The consent decree was put into effect following a multi-year investigation of the Cleveland Division of Police, brought on by several high-profile use-of-force incidents including the infamous "137 shots" case that led to the deaths of two unarmed motorists, Timothy Russell and Malissa Williams, in 2012. The DOJ's final report — ironically released just 12 days after the fatal police shooting of 12-year-old Tamir Rice — chastised the division for repeated "unreasonable and unnecessary use of force," multiple instances of officers "carelessly fir[ing] their weapons," and a prevailing belief among the city's Black citizens that "officers are verbally and physically aggressive toward them because of their race."

Since the consent decree took effect in 2015, the DOJ has been overseeing changes within the department. In his ruling to extend the decree in October, U.S. District Court Judge Solomon Oliver Jr. stated his belief that the division of police "has not yet achieved substantial and effective compliance."
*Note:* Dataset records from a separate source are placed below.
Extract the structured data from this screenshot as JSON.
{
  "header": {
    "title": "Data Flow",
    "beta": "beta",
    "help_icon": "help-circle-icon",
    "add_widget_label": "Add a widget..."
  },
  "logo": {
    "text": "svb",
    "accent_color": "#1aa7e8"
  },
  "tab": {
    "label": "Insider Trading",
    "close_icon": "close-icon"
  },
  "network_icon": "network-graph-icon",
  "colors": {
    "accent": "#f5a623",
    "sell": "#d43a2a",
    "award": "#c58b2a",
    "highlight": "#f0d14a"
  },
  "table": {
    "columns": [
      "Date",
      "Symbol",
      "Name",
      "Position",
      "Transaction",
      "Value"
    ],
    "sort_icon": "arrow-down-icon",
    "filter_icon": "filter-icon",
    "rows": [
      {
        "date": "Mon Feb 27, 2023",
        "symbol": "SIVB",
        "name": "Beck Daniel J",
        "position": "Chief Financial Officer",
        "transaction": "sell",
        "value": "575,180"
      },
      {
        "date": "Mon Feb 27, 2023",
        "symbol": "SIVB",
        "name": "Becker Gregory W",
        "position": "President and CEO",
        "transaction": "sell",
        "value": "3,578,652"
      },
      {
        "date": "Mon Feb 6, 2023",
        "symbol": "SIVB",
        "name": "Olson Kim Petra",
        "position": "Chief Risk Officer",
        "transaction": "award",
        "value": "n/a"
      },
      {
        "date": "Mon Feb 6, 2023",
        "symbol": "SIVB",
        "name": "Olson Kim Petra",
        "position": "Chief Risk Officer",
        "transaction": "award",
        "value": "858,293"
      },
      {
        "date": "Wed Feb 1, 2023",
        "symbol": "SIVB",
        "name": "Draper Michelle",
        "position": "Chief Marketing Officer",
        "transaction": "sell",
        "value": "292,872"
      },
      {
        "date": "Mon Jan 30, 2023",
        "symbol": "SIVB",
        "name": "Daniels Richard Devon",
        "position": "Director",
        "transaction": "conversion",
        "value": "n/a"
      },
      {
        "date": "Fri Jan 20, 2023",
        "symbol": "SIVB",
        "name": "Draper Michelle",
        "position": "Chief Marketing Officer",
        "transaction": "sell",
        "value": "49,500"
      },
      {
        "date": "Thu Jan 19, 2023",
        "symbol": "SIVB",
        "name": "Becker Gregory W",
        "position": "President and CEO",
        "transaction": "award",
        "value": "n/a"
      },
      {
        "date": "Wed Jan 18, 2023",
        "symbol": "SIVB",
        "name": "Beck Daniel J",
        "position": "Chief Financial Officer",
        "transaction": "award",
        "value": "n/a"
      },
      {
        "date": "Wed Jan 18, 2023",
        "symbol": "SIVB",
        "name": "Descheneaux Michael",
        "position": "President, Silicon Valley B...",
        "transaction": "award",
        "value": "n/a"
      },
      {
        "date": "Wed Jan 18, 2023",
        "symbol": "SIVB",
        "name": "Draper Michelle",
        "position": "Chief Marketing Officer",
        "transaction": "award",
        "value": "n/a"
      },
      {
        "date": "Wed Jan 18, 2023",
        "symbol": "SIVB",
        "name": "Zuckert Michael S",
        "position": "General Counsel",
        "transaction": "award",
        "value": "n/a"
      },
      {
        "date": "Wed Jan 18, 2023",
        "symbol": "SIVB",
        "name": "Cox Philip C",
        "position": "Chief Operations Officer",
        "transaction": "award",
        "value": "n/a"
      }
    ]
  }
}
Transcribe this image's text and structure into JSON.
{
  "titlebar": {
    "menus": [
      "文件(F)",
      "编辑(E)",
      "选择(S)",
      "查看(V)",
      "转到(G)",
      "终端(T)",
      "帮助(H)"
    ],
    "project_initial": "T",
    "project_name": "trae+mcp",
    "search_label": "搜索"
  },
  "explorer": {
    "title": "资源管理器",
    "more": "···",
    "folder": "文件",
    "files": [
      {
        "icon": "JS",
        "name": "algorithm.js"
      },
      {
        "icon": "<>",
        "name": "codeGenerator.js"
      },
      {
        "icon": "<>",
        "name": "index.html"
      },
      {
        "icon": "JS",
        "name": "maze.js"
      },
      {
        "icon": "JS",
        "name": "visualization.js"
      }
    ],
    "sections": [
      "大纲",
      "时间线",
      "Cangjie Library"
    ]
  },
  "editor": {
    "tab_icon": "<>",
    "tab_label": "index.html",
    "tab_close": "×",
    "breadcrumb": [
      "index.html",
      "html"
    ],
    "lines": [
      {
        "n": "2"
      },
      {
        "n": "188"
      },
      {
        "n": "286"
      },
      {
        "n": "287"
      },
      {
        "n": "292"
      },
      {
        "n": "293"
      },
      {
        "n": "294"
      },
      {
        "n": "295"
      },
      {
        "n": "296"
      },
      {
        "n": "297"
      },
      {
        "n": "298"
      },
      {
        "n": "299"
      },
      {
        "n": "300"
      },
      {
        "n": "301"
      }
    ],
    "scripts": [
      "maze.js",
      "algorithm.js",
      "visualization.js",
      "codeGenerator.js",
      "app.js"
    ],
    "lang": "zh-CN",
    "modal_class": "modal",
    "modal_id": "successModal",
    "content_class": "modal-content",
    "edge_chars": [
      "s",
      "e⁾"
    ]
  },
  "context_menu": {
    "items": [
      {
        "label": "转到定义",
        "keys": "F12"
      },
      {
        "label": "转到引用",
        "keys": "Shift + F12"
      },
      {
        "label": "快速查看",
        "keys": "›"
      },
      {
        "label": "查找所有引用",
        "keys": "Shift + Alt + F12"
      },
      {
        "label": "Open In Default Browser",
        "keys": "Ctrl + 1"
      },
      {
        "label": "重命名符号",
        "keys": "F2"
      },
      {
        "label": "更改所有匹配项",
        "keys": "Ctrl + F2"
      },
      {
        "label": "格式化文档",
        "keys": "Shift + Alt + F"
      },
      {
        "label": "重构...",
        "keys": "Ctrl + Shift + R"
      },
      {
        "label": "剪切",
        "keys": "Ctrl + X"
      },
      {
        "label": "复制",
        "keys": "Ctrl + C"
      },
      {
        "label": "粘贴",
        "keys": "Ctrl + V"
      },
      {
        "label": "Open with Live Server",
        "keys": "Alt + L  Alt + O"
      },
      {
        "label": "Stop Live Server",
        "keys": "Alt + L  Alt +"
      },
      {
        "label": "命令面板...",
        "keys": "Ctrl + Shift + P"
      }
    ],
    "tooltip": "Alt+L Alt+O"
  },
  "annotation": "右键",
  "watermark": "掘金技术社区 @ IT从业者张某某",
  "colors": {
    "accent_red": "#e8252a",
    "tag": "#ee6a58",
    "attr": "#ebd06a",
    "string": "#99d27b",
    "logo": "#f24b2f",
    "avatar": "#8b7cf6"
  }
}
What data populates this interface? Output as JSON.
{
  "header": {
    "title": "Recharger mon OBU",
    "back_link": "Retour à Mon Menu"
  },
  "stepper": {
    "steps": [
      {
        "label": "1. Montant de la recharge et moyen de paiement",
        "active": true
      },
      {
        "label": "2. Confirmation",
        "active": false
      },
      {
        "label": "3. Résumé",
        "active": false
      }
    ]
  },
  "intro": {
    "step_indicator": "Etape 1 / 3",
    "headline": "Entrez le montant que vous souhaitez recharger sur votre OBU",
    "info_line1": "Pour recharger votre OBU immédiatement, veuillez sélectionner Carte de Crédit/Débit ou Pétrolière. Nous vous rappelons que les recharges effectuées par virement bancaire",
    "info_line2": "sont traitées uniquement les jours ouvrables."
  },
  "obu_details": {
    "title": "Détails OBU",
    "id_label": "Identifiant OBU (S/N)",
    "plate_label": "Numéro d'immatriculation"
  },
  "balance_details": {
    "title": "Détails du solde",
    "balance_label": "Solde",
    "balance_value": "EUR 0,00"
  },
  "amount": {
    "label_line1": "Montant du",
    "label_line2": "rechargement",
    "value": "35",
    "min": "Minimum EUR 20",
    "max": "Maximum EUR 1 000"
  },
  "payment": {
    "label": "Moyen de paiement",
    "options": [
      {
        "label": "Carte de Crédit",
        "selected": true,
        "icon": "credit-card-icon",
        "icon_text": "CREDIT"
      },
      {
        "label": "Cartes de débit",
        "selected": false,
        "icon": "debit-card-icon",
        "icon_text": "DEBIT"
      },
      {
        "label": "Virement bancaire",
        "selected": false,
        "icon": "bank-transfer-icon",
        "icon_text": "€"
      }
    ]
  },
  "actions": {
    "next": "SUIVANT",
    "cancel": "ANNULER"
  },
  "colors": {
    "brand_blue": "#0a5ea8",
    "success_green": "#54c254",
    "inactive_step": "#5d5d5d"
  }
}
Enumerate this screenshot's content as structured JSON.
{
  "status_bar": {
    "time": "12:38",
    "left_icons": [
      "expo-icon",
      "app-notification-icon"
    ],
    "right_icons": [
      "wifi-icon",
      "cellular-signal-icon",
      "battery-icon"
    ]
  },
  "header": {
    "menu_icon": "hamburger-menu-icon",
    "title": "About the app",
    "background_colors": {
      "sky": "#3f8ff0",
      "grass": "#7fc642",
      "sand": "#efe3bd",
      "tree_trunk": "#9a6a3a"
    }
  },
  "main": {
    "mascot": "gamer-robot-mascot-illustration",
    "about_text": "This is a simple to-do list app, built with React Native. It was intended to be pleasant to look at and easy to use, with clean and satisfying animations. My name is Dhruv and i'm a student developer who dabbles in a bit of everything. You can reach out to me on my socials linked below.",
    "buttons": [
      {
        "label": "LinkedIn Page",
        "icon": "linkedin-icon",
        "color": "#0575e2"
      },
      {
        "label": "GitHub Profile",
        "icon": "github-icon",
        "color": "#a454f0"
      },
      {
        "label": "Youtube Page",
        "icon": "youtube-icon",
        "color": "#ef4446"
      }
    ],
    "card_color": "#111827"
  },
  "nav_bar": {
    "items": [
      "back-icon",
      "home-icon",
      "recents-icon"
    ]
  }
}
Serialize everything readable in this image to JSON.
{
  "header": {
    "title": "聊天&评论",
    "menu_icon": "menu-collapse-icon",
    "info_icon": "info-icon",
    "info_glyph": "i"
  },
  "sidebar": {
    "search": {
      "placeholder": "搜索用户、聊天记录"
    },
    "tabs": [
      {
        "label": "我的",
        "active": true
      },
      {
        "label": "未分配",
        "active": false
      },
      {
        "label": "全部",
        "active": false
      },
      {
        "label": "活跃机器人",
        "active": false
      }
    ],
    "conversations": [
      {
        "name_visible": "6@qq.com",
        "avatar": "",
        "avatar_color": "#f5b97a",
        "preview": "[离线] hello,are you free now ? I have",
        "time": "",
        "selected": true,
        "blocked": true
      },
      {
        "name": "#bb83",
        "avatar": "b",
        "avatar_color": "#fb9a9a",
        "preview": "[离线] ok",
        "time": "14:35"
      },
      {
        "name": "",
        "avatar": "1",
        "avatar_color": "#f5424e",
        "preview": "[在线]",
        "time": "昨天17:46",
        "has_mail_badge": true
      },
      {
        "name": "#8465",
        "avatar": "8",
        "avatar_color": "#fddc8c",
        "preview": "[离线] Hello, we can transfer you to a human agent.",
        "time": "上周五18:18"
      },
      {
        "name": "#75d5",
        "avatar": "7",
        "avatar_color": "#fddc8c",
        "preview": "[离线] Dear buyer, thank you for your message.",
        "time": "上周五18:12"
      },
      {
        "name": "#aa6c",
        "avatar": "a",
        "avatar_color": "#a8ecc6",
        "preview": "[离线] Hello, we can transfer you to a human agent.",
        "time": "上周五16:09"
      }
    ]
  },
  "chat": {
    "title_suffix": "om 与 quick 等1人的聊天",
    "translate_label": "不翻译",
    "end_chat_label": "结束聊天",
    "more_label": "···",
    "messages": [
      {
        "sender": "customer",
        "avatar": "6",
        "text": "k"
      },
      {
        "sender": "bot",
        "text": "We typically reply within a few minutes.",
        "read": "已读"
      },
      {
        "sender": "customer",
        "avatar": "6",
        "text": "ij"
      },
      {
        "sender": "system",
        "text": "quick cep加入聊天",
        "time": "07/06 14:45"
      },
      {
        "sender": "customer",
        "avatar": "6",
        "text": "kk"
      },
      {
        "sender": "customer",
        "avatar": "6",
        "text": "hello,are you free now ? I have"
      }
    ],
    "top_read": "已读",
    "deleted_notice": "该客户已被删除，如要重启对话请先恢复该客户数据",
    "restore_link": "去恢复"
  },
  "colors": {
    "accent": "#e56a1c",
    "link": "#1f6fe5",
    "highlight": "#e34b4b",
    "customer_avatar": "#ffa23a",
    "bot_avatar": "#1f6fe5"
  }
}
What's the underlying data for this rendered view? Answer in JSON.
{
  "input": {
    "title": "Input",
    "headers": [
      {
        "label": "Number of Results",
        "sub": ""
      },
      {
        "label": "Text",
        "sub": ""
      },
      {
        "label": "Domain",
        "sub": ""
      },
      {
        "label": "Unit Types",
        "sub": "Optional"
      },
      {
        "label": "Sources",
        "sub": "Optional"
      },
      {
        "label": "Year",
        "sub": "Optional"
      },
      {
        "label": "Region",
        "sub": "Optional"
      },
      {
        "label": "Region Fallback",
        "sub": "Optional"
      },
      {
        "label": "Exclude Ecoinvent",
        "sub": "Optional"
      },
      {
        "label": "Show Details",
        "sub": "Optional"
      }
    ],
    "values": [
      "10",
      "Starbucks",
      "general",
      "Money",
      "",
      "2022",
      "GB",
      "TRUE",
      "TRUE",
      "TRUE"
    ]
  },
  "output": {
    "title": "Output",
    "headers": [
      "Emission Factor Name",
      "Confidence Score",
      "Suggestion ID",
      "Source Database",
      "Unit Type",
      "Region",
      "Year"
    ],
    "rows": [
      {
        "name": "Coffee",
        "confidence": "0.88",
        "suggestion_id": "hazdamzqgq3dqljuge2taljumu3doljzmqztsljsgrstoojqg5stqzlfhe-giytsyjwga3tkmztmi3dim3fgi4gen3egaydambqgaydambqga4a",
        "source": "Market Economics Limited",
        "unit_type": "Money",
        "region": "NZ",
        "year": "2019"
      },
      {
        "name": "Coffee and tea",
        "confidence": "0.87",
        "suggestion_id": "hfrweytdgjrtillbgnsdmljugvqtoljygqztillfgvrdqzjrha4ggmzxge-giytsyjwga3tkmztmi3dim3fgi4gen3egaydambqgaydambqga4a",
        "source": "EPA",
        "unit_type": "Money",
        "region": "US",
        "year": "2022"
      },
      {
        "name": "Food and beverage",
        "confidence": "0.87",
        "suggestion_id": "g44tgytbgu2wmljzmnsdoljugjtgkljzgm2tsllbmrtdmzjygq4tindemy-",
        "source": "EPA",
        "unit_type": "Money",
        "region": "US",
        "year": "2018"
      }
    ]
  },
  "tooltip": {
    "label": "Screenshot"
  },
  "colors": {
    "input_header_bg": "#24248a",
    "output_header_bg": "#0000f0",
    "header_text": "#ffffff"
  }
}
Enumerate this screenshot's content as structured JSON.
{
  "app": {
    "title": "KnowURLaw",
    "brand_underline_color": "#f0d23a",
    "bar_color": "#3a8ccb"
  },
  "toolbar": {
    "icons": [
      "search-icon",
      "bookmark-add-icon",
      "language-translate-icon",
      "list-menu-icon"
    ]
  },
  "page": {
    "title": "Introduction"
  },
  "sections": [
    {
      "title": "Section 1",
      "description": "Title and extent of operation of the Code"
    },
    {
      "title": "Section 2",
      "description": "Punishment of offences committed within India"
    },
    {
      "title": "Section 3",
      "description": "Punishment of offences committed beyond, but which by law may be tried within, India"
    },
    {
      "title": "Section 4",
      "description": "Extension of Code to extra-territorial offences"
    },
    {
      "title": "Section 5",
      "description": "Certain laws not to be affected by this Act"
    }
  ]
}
One area that has been noted for making significant improvement is crisis intervention training, or CIT. 3News' Lydia Esparra was granted an inside look at the Cleveland Division of Police's CIT program and how it's making a difference in the community.

In the class Esparra observed, 16 Cleveland police officers volunteered to become certified in the field to assist mental health emergencies when families can no longer assist their loved ones.

The officers go through scenarios of mental health breakdowns and are given resources from area hospitals and diversion centers.

Cleveland police officer Dana Tinsley says he sees people with mental health issues often and has a personal understanding of it from cases in his extended family. "I deal with this (mental health) every day anyways and there's been a lot of information as well as resources and things of that nature. I think it's pretty good."

Although every officer gets eight hours of mandatory behavioral health training -- in addition to 24 hours of behavioral health training in Recruit Training, eight hours of training to become a CIT officer and the annual CPT 4-hour training -- this is a specialized CIT course that requires 40 hours of learning. It happens quarterly with a new group. 

Sergeant Maggie Crespo oversees the CIT course for the Cleveland Division of Police. "If they (CIT graduate officers) are on duty and there is a call for service or something and there is someone in crisis, they are the officers required to respond," she explains.

Police are responding well to this training. A DOJ monitor in the class has been impressed with the performance of the CIT officers, noting they are approachable even though they are watched. 

Sgt. Crespo sees positive change as well. The kind of positive change that the consent decree requires. 

"I've been on the job 23 years," she says. "I like seeing the change and I like seeing the things we are doing are working."